If you’re older than 30, hearken back, tax your brain and recall the days before cellphones. Can you? Somehow, you managed without one. You did the grocery shopping without it. You sometimes ran out of gas without it. You got from here to there without ever being tempted by a ring, buzz or a look down at that screen. Remember?

Well, we all need to retrain ourselves to learn how to manage without one again.

The two latest installments of the Daily Herald’s “Fatal Distraction” series underscore this. Daily Herald Staff Writer Lenore Adkins describes a 16-year-old Crystal Lake girl who drove her parents’ Lexus straight through a curve and into a garage because she was texting while driving.

Adkins’ report investigated tickets issued for cellphone use while driving for the first year of Illinois’ new law that attempts to punish that dangerous practice. The study showed that several of our bigger communities really aren’t issuing many tickets for what has been called an epidemic by national transportation officials. Requests for a year’s worth of tickets from 11 larger suburbs and the two state police districts that span our suburbs produced only 308 citations. Among the 11 largest communities in the Northwest and West suburbs, Schaumburg issued the most tickets in 2010, but only 36 were written in the first 365 days. Libertyville police did not issue any tickets for illegal phone use.

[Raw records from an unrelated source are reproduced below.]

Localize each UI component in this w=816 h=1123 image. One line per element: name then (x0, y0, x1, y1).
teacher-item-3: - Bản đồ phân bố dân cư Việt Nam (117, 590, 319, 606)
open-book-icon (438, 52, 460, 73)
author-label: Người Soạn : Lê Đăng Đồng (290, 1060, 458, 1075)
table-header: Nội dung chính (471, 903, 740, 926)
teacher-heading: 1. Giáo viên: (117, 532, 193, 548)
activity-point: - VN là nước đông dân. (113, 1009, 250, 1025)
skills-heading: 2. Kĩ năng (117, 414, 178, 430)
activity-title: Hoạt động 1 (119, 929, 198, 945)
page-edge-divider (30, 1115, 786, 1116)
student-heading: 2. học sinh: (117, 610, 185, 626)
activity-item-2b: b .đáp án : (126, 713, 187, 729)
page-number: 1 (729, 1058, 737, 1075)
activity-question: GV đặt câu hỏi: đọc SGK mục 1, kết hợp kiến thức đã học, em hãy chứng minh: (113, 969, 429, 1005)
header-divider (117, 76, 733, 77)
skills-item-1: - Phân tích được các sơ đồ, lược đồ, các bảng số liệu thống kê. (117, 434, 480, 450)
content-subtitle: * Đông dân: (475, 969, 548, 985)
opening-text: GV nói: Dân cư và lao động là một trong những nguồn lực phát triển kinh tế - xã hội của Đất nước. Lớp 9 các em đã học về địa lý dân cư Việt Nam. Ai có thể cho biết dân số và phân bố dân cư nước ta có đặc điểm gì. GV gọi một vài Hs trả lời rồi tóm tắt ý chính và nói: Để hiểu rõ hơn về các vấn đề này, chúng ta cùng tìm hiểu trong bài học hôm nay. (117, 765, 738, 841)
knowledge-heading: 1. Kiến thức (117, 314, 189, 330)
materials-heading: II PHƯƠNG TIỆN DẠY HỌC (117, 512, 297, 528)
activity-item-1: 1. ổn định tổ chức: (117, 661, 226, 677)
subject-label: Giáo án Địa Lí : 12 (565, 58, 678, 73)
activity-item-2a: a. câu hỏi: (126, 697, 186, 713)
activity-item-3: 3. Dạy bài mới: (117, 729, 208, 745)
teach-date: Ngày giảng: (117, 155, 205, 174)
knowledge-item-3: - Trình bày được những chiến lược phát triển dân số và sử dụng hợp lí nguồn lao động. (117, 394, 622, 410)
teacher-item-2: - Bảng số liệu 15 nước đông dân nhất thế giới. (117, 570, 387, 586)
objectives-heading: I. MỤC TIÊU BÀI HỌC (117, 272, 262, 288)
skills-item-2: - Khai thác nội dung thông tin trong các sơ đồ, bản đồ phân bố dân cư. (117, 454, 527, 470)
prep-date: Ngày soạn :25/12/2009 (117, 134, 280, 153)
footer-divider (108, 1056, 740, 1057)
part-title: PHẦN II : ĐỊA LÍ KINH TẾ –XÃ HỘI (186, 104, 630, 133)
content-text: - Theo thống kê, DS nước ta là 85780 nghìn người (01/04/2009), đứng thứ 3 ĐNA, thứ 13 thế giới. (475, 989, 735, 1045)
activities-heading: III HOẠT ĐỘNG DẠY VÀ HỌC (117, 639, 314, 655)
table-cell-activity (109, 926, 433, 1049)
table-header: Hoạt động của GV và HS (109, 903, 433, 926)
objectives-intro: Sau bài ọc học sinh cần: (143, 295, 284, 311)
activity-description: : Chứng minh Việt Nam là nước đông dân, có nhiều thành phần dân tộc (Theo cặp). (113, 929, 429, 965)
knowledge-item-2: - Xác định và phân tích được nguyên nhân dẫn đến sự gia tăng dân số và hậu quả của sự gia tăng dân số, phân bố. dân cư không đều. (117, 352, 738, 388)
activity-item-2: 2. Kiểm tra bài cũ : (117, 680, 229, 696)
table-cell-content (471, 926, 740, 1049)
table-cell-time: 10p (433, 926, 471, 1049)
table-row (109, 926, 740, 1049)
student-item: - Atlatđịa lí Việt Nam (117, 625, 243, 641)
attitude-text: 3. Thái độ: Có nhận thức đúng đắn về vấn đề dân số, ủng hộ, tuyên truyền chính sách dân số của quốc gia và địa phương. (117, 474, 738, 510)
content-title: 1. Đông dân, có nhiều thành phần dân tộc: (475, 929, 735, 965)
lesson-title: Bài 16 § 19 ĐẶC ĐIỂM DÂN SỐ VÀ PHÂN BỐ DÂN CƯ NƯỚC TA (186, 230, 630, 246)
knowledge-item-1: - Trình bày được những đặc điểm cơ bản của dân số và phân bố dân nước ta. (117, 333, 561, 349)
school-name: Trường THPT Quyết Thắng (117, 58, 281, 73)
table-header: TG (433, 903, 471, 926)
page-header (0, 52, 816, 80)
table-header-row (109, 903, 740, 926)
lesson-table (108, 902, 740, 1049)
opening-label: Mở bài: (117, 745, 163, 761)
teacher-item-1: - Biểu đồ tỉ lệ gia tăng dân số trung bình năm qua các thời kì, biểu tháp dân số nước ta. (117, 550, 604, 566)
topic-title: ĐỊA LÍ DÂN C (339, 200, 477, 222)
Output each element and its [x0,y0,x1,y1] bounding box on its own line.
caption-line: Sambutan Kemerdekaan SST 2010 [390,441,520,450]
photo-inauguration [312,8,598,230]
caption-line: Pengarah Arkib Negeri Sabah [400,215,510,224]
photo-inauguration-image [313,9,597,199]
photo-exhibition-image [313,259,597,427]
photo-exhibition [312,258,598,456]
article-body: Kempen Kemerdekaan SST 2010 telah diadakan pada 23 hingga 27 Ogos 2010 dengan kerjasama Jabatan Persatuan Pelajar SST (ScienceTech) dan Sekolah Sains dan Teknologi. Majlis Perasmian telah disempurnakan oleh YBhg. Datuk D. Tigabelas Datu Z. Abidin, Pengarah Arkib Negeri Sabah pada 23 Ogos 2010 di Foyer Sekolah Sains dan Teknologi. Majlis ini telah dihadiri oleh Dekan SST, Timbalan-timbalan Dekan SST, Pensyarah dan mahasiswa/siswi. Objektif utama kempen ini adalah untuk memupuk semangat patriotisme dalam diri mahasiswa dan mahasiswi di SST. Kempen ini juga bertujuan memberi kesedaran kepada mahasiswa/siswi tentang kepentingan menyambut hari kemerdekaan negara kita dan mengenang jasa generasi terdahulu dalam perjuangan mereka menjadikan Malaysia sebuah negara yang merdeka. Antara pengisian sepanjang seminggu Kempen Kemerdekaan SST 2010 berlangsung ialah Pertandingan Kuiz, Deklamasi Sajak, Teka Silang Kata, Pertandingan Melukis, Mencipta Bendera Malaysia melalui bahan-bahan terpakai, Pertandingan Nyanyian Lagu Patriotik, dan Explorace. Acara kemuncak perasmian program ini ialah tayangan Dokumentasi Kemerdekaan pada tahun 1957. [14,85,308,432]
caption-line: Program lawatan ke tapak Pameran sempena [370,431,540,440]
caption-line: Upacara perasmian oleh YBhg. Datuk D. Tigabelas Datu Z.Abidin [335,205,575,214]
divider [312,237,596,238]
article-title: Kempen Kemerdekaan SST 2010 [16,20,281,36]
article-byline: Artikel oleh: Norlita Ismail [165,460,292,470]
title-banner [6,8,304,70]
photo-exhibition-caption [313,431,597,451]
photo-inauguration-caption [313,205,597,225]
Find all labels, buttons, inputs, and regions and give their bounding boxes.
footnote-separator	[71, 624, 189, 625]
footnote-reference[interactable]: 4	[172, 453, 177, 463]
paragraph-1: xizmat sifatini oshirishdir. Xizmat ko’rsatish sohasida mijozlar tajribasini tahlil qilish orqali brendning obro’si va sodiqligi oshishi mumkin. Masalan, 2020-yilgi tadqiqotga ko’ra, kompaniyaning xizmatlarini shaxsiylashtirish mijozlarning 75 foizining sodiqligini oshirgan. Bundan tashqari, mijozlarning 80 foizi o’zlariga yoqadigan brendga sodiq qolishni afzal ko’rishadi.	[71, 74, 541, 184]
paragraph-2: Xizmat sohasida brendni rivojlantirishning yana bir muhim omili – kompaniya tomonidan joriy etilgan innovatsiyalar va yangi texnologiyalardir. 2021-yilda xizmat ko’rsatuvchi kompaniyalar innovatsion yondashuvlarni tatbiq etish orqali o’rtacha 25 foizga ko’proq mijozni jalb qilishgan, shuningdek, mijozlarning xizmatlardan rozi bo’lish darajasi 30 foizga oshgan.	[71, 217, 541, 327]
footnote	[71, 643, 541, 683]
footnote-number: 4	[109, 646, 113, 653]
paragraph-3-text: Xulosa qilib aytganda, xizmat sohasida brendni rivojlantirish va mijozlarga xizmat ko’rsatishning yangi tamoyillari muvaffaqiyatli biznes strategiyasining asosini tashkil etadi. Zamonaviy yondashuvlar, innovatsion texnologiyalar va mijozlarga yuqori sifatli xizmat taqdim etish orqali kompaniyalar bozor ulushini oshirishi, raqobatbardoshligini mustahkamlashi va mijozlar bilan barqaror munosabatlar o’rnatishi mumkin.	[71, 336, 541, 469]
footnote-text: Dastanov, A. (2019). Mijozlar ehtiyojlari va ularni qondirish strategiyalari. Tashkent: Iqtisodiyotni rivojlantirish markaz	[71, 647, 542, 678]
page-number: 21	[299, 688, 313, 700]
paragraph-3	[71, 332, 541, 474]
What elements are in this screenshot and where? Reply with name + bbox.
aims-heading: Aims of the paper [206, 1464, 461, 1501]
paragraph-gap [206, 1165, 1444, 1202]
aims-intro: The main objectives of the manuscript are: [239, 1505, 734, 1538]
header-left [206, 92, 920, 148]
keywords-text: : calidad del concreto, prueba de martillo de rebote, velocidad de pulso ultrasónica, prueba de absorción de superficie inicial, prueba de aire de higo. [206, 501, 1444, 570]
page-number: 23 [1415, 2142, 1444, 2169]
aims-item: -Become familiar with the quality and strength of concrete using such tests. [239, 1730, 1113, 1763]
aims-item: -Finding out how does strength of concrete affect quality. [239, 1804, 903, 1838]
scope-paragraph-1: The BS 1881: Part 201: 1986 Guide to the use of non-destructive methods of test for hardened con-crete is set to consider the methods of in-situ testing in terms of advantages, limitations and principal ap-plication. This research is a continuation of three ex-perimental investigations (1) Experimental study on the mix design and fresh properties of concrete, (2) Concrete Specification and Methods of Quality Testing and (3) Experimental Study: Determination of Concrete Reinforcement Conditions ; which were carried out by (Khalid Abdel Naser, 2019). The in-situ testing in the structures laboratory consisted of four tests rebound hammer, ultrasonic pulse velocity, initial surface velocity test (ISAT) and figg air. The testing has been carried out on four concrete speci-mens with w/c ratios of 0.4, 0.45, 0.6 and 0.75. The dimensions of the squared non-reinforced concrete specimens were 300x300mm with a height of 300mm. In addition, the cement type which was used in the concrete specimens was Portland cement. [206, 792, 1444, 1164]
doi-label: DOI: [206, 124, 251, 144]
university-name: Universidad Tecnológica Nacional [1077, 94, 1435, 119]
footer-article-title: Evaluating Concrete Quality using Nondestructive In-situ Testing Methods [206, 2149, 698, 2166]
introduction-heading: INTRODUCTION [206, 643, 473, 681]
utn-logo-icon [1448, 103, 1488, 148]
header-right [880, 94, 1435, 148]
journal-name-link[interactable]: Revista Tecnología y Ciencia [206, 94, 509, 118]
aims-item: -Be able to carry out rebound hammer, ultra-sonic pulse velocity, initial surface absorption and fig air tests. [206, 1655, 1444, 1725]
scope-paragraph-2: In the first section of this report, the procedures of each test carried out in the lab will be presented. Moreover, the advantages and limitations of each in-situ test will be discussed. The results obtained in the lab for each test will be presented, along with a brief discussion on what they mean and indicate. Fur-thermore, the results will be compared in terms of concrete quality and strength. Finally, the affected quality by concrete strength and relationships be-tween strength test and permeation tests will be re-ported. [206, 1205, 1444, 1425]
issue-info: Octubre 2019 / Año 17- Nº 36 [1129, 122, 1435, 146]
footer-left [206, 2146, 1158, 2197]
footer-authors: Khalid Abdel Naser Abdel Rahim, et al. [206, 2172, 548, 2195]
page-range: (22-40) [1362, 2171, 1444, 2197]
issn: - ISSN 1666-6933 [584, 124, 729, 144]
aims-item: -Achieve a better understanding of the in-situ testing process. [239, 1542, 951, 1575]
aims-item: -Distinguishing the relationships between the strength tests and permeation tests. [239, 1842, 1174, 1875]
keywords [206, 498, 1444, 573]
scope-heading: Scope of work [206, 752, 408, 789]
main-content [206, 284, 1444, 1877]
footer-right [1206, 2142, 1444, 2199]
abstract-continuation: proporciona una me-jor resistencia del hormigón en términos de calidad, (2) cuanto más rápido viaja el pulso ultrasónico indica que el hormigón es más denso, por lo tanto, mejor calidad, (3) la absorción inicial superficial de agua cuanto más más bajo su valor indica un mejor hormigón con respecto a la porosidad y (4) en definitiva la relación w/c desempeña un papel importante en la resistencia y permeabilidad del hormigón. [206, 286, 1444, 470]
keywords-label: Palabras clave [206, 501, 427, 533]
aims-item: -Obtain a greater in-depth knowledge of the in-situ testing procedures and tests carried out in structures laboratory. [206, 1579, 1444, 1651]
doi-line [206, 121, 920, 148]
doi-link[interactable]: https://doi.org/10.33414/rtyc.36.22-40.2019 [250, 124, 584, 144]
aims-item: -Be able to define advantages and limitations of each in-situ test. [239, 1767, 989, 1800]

The law is tough to enforce. It’s difficult to always prove someone was using the phone. Still, we must do better. We strongly encourage more police departments to make ticketing and enforcement more of a priority.

Several law enforcement agencies are working actively to educate drivers about the new law, but we know from personal experience with other traffic laws that only a crash changes bad behavior better than a deep dent in the wallet.

A U.S. Department of Transportation study of 2009 crashes found nearly a half million people were injured in distracted driving-related incidents. Sixteen percent of fatal crashes involved distracted driving and 20 percent of crashes with injuries involved distracted driving. Notice we didn’t call them accidents. The definition of an accident is something that occurs unexpectedly or unintentionally. If you use your cellphone while driving, or otherwise multi-task by eating, looking away to reach for the stereo or painting your nails, the plain truth is you are taking action you know could result in a crash. It’s really akin to choosing to drink too much and then drive. You make that choice to endanger lives.

We have few real emergencies in our cars. Still, too many of us live with an “it’s-all-urgent” mindset that has us multi-tasking constantly. It must stop. The texts, calls and status updates can wait. If we do have an emergency while driving, we must pull over to use the phone. Our lives and our loved ones’ lives depend upon it.